AudioBERT: Audio Knowledge Augmented Language Model
Hyunjong Ok, Suho Yoo, Jaeho Lee
2024-09-17

Summary
This paper introduces AudioBERT, a new model that improves language models by adding auditory knowledge, helping them understand sounds better.
What's the problem?
Language models like BERT are great at processing text but often lack basic knowledge about sounds, such as what different animals sound like. This limits their ability to understand and generate content related to auditory information.
What's the solution?
To tackle this problem, the researchers created a new dataset called AuditoryBench to evaluate how well language models understand sounds. They then developed AudioBERT, which enhances BERT by injecting auditory knowledge into it. This is done by detecting when sound-related information is needed in prompts and retrieving relevant audio data to improve the model's understanding. Their experiments showed that AudioBERT performs significantly better than previous models on tasks related to auditory knowledge.
Why it matters?
This research is important because it helps bridge the gap between text understanding and auditory knowledge in AI. By improving how language models process sounds, AudioBERT can enhance applications in fields like education, accessibility, and entertainment, making AI more effective in real-world scenarios where sound plays a crucial role.
Abstract
Recent studies have identified that language models, pretrained on text-only datasets, often lack elementary visual knowledge, e.g., colors of everyday objects.
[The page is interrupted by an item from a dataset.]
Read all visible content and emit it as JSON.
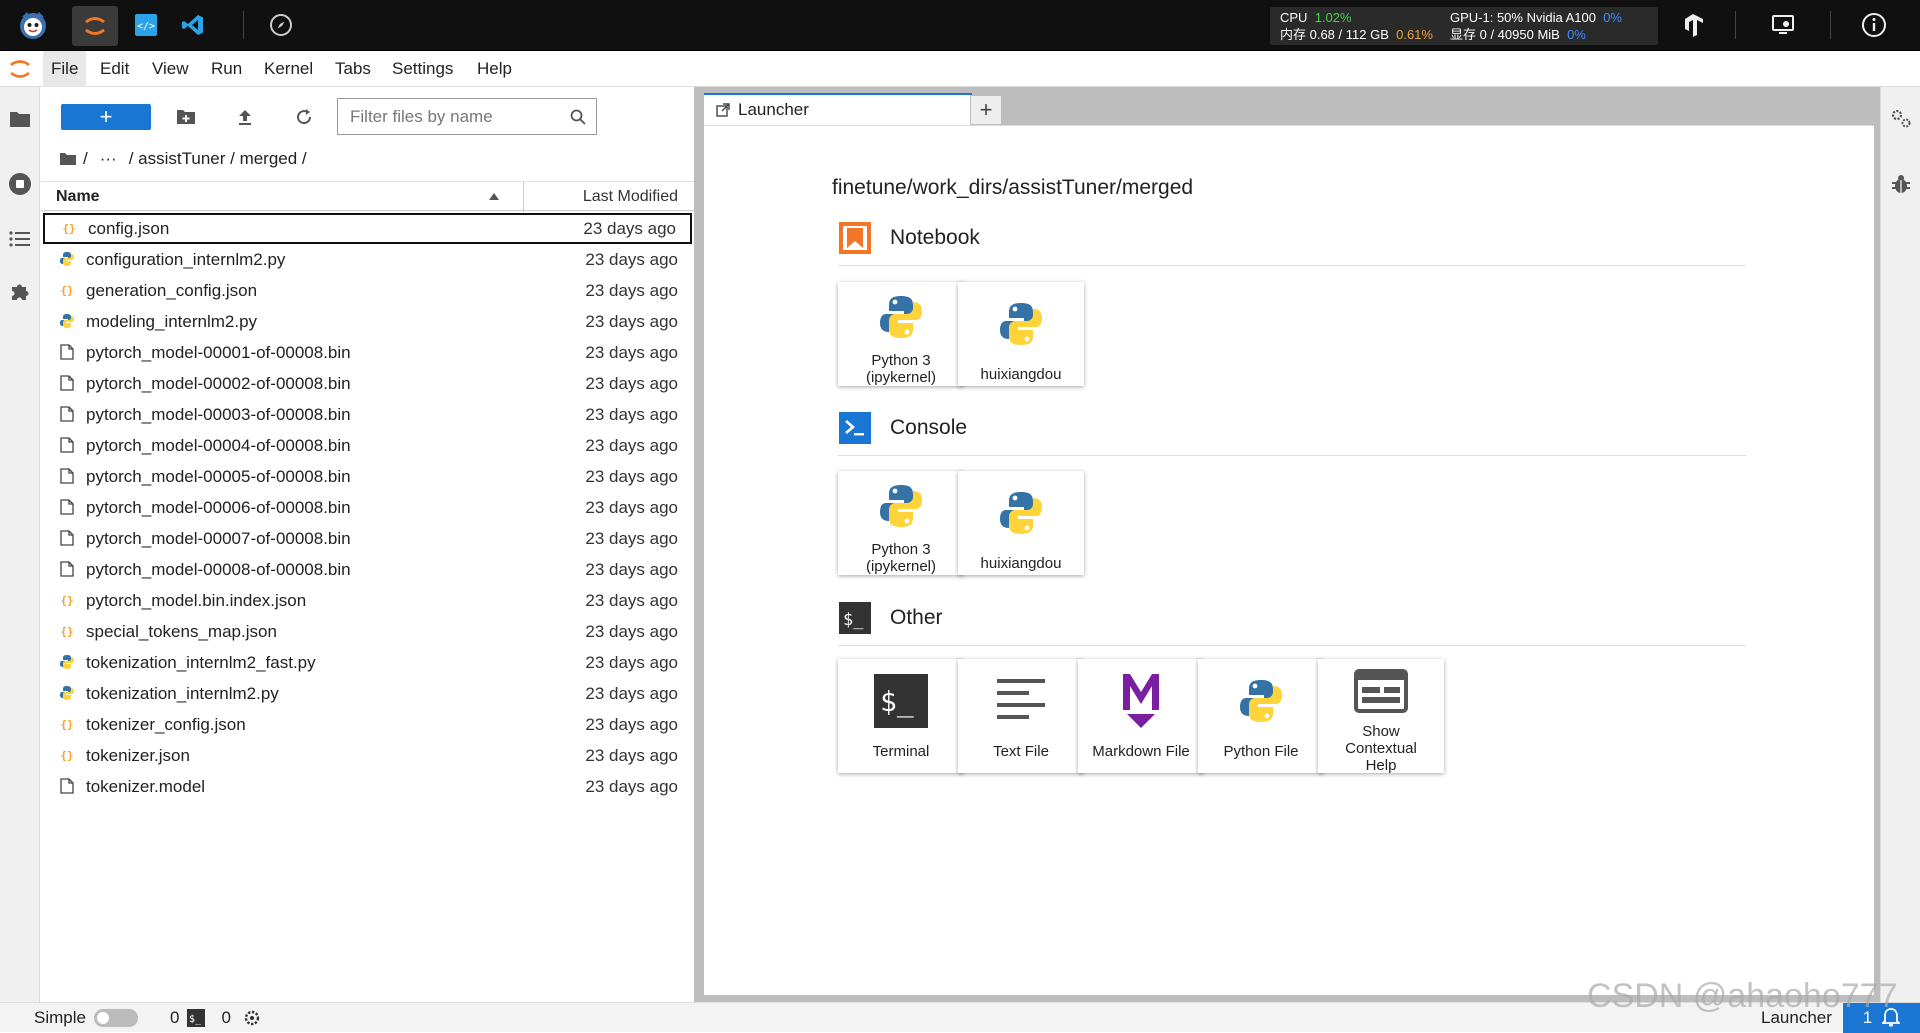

Motivated by this observation, we ask whether a similar shortcoming exists in terms of the auditory knowledge. To answer this question, we construct a new dataset called AuditoryBench, which consists of two novel tasks for evaluating auditory knowledge. Based on our analysis using the benchmark, we find that language models also suffer from a severe lack of auditory knowledge. To address this limitation, we propose AudioBERT, a novel method to augment the auditory knowledge of BERT through a retrieval-based approach. First, we detect auditory knowledge spans in prompts to query our retrieval model efficiently. Then, we inject audio knowledge into BERT and switch on low-rank adaptation for effective adaptation when audio knowledge is required. Our experiments demonstrate that AudioBERT is quite effective, achieving superior performance on the AuditoryBench. The dataset and code are available at https://github.com/HJ-Ok/AudioBERT.